Where Goroutines Yield

┌─────────────────────────────────────────────────────────────┐
│   YIELDS (lets others run)         DOESN'T YIELD            │
├─────────────────────────────────────────────────────────────┤
│   ✓ Channel send: ch <- x          ✗ Math: x + y * z        │
│   ✓ Channel receive: <-ch          ✗ Memory: array[i]       │
│   ✓ time.Sleep()                   ✗ Loops: for i := ...    │
│   ✓ runtime.Gosched()                                       │
│   ✓ select {}                                               │
└─────────────────────────────────────────────────────────────┘

The Fix for Long Computations

// Bad: No yields for 10 million iterations
for i := 0; i < 10000000; i++ {
    result += compute(i)
}

// Good: Yield periodically
for i := 0; i < 10000000; i++ {
    result += compute(i)
    if i % 10000 == 0 {
        runtime.Gosched()  // Let others run
    }
}

Note: if you have a single long computation with no natural yield points, a direct function call is simpler.
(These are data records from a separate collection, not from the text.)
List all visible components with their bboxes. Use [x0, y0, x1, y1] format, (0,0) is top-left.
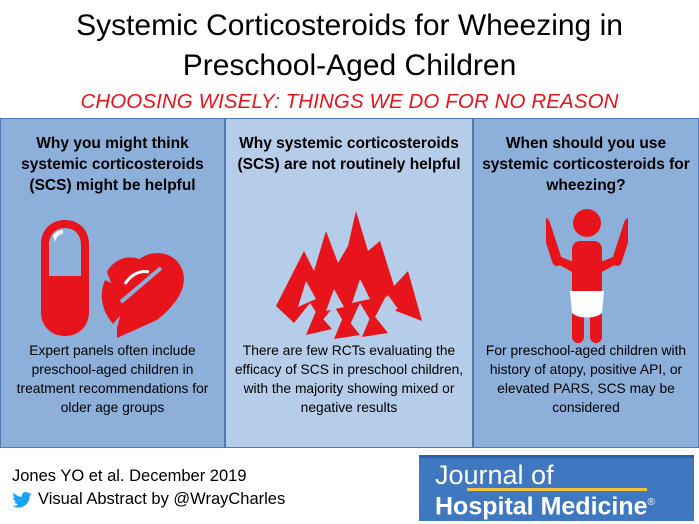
panel-heading: Why systemic corticosteroids (SCS) are n… [237, 135, 461, 173]
twitter-icon[interactable] [12, 491, 32, 508]
journal-line-1: Journal of [435, 460, 554, 490]
panel-when-to-use: When should you use systemic corticoster… [473, 118, 699, 448]
page-title: Systemic Corticosteroids for Wheezing in… [0, 6, 699, 86]
child-icon [546, 209, 628, 343]
registered-mark: ® [647, 497, 655, 508]
panel-body: For preschool-aged children with history… [485, 343, 687, 415]
panel-body: Expert panels often include preschool-ag… [16, 343, 209, 415]
journal-logo: Journal of Hospital Medicine® [419, 455, 694, 521]
journal-line-2: Hospital Medicine® [435, 488, 655, 521]
panel-why-helpful: Why you might think systemic corticoster… [0, 118, 225, 448]
journal-name: Hospital Medicine [435, 492, 648, 521]
credit-text: Visual Abstract by @WrayCharles [38, 490, 286, 508]
credit-line: Visual Abstract by @WrayCharles [12, 490, 285, 509]
panel-heading: When should you use systemic corticoster… [482, 135, 690, 194]
panel-body: There are few RCTs evaluating the effica… [234, 343, 464, 415]
citation: Jones YO et al. December 2019 [12, 467, 247, 485]
pills-icon [41, 220, 184, 338]
mountains-icon [276, 211, 422, 339]
panel-why-not-helpful: Why systemic corticosteroids (SCS) are n… [225, 118, 473, 448]
panels: Why you might think systemic corticoster… [0, 118, 699, 448]
page-subtitle: CHOOSING WISELY: THINGS WE DO FOR NO REA… [80, 90, 619, 113]
title-line-2: Preschool-Aged Children [182, 49, 517, 82]
title-line-1: Systemic Corticosteroids for Wheezing in [76, 9, 623, 42]
panel-heading: Why you might think systemic corticoster… [21, 135, 204, 194]
journal-gold-bar [467, 488, 647, 491]
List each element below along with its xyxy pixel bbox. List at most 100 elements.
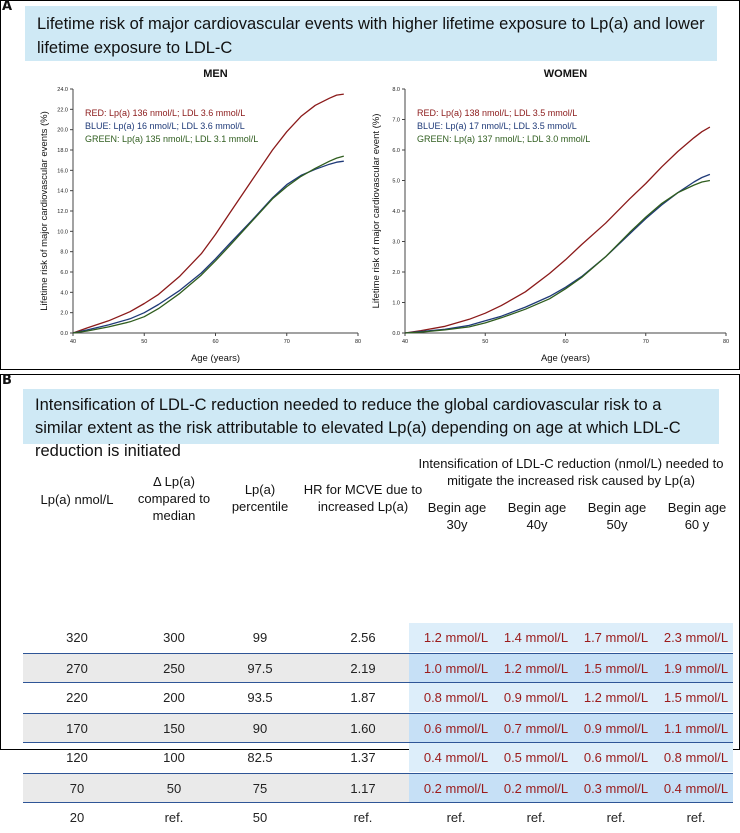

Goroutines shine when you have multiple things that can interleave.


When Goroutines Shine

Goroutines work well for several patterns. Here’s real benchmark data from bench_goroutine_usecase.elf:

┌─────────────────────────────────────────────────────────────┐
│   USE CASE                    OVERHEAD    VERDICT           │
├─────────────────────────────────────────────────────────────┤
│   Multiple independent tasks  10-38%      ✓ Acceptable      │
│   Producer-consumer pattern   ~163%       ⚠ Use carefully   │
│   Channel ping-pong           ~13 μs/op   Know the cost     │
└─────────────────────────────────────────────────────────────┘

The key insight: independent tasks (each goroutine does its own work, minimal channel communication) have reasonable overhead (typically ~25%, varies with scheduling). Heavy channel use (producer-consumer with many sends) costs ~163%.

Porting Existing Go Code

If you’re porting Go code that uses goroutines, it works without modification:

// This Go code just works:
func fetch(urls []string) []Result {
    ch := make(chan Result, len(urls))
    for _, url := range urls {
        go func(u string) {
            ch <- download(u)
        }(url)
    }
    // ... collect results
}

Patterns to Avoid

Some patterns don’t make sense on a single-core system:

Don’t: Spawn Per-Item

// Inefficient: 1000 spawns = 32 ms overhead
for i := 0; i < 1000; i++ {
    go process(items[i])
}

// Better: Process directly, or use one goroutine
for i := 0; i < 1000; i++ {
    process(items[i])
}

Don’t: Force Sequential With Channels

// Overcomplicated: These are sequential anyway
go step1()
<-done1
go step2()
<-done2

// Simpler:
step1()
step2()

Be Careful: Heavy Channel Traffic

// Each channel op is ~13 μs
// High-volume producer-consumer shows ~163% overhead
for item := range items {
    workChan <- item
}

For high-throughput paths, batch items or use direct calls.